I exhaled, and my breath made condensation in the air. ‘That is the question, Cynthia. That is it . Clearly a body who could paint, otherwise they wouldn’t have been offered the Slade. Someone probably relate to Harold Schloss.’

‘His wife?’

‘Maybe. But if you going to art school, you usually younger, a student.’

‘His daughter, then?’

‘That’s what I think. Olive Schloss was Harold Schloss’s daughter. And at the Skelton, it have an old photograph of a man and woman standing by Lawrie’s painting. On the back someone write “ O and I .” That stands for Olive and Isaac. Quick say that Isaac Robles didn’t paint the pictures. Then who did it, and how she know? I don’t think Quick is who she say she is.’

‘Delly. .’

‘It always bother me, how she never have any painting on her wall. Why’s that? And the thing is, Quick went funny when I ask her about Olive Schloss. She shut the door on me, lock me out. Is like she want me to know, to get closer to the truth of it, and at the same time — she cyan bear it.’

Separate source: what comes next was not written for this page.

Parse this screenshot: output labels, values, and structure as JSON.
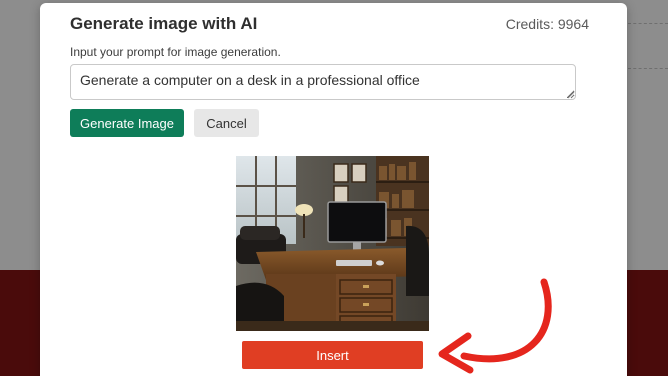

Cynthia appeared to be thinking, staring at the ducks gliding across the pond before us. Beyond the trees, the spindly brown turrets of Westminster poked up into the air. ‘I always thought Marjorie Quick was a funny name,’ she said.

We sat in silence for a moment. I loved my friend for believing, for not saying I was mad, for accompanying me as I moved to and fro over my narrative. It gave me permission to entertain seriously the possibility that Quick might once have gone by another name, lived another life, a life she was desperately trying to remember — and to tell me — before it was too late. I couldn’t imagine the pain of seeing someone else take credit for your work, whilst you languished unnoticed, uncelebrated, knowing death was so near.